CREATED        — Buyer creates order with defined conditions
   ↓ Seller accepts
ACCEPTED
   ↓ Work begins
IN_PROGRESS
   ↓ Seller marks complete
COMPLETED
   ↓ Conditions verified, payment released
CLOSED
   ↓ (alternatively)
DISPUTED / ISSUE_REPORTED
   ↓ Resolution
REFUNDED

Conditions are predefined templates (from conditions-seed) or custom. All conditions must be marked fulfilled before payment is released.
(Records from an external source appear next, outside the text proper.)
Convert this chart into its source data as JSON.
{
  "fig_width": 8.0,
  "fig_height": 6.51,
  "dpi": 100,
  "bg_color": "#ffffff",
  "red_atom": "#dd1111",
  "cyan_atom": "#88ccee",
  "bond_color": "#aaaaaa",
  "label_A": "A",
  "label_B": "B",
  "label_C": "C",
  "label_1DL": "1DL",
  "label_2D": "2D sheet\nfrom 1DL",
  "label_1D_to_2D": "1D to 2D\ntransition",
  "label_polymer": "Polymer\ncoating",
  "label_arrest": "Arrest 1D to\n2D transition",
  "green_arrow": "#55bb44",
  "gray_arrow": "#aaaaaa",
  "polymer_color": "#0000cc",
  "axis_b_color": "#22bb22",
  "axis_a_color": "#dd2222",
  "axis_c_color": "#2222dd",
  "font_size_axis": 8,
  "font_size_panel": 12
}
KRO Balance holds payment in escrow via the kroBalance module until order closes.

Payment Providers¶

Provider	Location	Use case
Paystack	`src/payment/paymentAPI/paystack/`	Primary Nigerian payment gateway
Fincra	`src/payment/paymentAPI/fincra/`	Alternative payment provider
Providus	`src/payment/paymentAPI/providus/`	Bank transfer provider

Payment webhooks are verified before updating order/balance state.

Database Schema¶

Key tables (managed via TypeORM migrations in /migrations/):

Table	Purpose
`users`	All platform users
`orders`	Order records with conditions and state
`conditions`	Condition definitions per order
`kro_balance`	Escrow wallet per user
`transactions`	Payment transaction records
`refunds`	Refund records
`magic_link_logs`	Magic link auth tokens
`verification_codes`	OTP records for phone verification
`payment_webhook_info`	Raw Paystack/Fincra/Providus webhook payloads
`two_factor_admin`	TOTP secrets for admin 2FA
`fee_configuration`	Platform fee rules
`user_roles`	Role definitions

Configuration¶

Config is file-based via node-config. The file name maps to NODE_ENV (e.g., production.json). The file is never committed — it is placed on the server and mounted as a Docker volume.

Key config sections:

database.*         — PostgreSQL host, port, user, password, DB name, SSL CA cert path
jwt.*              — JWT secrets and expiry
sendGrid.*         — API key and sender email
twilio.* / telnyx.* / termii.*  — SMS provider credentials
paystack.* / fincra.* / providus.*  — Payment gateway credentials
aws.*              — DO Spaces access key, secret, region, bucket
highlight.*        — Error tracking project ID

Frontend (kro-frontend + kro-admin)¶

Both are React SPAs served as static sites behind Nginx.

kro-frontend — User-facing app (orders, payments, profile, wallet).
kro-admin — Admin dashboard (order management, user management, payouts).
Both communicate exclusively with kro-backend over HTTPS.